The parish council has responsibility for local issues, including setting an annual precept (local rate) to cover the council's operating costs and producing annual accounts for public scrutiny. The parish council evaluates local planning applications and works with the local police, district council officers, and neighbourhood watch groups on matters of crime, security, and traffic. The parish council's role also includes initiating projects for the maintenance and repair of parish facilities, as well as consulting with the district council on the maintenance, repair, and improvement of highways, drainage, footpaths, public transport, and street cleaning. Conservation matters (including trees and listed buildings) and environmental issues are also the responsibility of the council.

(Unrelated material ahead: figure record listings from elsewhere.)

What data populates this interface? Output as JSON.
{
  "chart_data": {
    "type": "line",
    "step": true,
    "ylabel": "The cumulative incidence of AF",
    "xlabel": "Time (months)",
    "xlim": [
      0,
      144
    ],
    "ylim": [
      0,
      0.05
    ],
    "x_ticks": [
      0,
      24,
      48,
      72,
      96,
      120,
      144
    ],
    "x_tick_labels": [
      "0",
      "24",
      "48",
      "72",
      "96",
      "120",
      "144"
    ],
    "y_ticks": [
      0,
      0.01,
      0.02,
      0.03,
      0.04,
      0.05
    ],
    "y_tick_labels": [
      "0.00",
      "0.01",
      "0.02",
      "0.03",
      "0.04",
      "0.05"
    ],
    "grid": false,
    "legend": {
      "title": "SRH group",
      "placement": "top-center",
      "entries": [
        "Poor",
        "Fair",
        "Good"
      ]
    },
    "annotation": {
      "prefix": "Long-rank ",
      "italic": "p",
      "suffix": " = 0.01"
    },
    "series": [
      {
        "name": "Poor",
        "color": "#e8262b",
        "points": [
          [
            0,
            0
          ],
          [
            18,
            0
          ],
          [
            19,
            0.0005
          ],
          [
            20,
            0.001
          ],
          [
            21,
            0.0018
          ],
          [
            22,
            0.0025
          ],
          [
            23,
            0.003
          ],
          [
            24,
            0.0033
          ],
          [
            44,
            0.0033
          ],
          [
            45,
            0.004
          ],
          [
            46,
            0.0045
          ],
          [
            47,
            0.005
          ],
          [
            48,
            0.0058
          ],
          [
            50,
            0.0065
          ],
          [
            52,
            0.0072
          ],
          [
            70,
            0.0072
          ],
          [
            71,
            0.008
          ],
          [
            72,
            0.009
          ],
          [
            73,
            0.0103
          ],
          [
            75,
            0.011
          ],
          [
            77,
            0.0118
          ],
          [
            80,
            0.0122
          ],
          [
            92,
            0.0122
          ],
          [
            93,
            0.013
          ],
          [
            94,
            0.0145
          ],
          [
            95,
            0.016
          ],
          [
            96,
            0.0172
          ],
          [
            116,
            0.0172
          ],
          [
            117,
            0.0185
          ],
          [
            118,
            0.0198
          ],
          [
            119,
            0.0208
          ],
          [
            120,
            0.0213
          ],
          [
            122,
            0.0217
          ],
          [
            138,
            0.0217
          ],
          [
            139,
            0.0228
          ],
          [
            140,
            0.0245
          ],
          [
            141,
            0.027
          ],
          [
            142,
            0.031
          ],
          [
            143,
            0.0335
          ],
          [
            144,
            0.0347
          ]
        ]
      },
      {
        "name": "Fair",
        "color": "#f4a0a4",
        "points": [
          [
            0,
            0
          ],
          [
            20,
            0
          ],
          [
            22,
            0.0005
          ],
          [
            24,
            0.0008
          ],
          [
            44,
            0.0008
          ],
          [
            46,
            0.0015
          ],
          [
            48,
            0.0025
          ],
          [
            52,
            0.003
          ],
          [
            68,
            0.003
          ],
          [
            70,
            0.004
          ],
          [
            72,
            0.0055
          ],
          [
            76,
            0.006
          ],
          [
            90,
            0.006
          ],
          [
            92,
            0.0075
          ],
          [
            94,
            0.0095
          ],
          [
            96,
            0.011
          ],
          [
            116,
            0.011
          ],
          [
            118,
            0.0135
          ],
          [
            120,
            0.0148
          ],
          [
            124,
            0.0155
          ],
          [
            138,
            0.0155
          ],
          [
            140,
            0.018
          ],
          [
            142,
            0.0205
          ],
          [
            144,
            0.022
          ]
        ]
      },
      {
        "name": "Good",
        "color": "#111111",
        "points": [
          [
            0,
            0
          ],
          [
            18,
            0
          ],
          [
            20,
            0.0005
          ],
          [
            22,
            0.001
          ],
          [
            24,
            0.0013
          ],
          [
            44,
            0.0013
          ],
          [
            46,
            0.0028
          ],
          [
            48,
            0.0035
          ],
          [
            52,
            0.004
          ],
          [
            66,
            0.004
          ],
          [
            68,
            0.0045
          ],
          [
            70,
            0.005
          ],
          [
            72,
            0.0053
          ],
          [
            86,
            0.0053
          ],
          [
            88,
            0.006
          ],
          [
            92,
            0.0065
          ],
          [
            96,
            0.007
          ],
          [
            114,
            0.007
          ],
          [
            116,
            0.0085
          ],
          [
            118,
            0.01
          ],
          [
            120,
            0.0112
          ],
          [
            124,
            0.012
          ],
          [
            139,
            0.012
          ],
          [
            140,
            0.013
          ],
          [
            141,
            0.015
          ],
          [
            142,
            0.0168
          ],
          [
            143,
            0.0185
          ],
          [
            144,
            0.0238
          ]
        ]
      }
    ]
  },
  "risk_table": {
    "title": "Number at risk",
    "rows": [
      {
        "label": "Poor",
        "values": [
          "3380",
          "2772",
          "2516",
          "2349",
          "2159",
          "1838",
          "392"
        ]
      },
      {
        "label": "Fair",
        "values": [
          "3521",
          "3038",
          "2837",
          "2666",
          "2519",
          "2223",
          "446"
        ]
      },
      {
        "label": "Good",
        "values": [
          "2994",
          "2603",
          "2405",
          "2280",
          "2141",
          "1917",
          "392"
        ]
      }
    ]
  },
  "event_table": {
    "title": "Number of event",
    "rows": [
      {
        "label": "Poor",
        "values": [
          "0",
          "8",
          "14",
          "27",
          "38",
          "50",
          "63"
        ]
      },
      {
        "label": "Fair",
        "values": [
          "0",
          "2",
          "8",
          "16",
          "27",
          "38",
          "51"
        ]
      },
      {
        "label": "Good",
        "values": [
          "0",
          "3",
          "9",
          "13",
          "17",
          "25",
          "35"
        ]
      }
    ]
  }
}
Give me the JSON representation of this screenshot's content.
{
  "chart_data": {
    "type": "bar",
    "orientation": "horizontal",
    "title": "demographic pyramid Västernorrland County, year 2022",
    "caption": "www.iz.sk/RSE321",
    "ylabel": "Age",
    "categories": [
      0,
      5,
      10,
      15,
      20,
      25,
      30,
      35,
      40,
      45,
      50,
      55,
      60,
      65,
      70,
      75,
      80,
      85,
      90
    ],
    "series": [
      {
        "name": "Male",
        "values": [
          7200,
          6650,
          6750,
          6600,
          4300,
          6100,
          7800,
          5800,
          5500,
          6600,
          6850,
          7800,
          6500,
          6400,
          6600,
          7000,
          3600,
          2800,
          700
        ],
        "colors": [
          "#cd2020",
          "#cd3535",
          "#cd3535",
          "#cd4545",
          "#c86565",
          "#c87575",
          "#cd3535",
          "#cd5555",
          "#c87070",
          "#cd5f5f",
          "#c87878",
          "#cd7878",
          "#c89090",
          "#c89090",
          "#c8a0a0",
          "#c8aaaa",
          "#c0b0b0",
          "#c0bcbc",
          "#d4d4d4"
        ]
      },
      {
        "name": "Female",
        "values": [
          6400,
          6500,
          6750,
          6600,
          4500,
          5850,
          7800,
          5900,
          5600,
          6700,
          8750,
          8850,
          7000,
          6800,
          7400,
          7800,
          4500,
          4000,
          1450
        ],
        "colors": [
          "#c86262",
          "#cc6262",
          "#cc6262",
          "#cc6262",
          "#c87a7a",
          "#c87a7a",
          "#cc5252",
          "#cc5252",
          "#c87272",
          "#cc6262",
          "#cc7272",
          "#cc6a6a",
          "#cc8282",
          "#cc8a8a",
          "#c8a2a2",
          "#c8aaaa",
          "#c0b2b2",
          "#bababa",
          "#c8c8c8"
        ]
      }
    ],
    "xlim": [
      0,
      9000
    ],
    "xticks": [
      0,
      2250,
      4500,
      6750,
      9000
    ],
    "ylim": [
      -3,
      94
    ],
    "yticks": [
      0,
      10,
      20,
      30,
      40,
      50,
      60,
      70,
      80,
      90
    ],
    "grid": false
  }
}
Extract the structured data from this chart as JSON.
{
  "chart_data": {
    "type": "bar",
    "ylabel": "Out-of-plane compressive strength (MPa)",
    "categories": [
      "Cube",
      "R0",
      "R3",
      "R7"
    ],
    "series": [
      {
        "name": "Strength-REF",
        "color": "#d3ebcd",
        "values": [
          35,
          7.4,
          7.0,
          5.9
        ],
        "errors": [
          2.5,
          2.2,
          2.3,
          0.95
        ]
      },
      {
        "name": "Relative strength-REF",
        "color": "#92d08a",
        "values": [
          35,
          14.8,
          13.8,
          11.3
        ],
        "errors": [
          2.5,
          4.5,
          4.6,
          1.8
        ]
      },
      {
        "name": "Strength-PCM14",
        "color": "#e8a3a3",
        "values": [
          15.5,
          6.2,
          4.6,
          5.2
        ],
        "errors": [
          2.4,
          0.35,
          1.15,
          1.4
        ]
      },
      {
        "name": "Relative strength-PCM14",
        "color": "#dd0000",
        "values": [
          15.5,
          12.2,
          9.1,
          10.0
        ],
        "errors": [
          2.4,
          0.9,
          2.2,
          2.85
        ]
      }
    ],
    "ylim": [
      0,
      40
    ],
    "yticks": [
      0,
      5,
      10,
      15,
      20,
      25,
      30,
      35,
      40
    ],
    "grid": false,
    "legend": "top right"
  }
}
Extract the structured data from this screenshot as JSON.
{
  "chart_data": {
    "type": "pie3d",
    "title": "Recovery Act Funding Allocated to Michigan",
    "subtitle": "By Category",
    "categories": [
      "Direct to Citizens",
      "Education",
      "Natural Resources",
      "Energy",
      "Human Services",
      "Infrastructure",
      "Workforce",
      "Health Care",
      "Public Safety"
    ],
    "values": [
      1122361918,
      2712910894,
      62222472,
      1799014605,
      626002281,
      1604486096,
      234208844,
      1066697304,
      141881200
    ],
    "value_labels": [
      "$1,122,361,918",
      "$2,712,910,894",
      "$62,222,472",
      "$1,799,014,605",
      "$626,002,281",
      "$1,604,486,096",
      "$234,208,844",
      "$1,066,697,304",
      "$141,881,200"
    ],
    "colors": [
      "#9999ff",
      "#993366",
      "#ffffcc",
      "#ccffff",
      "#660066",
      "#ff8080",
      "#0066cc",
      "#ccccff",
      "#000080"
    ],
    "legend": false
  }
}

For local government purposes, since 1 April 2023, the parish comes under the unitary authority of Somerset Council. Prior to this, it was part of the non-metropolitan district of South Somerset (established under the Local Government Act 1972). It was part of Chard Rural District before 1974.

It is also part of the Yeovil county constituency represented in the House of Commons of the Parliament of the United Kingdom. It elects one Member of Parliament (MP) by the first past the post system of election.

==Religious sites==

The older part of the village was Lower Chillington which was built around the Church of St James. The church has 13th-century origins, with modifications taking place in the early 14th and in the 15th centuries. It was restored in 1842 and 1909. The two bells were made by Thomas Bilbie of the Bilbie family.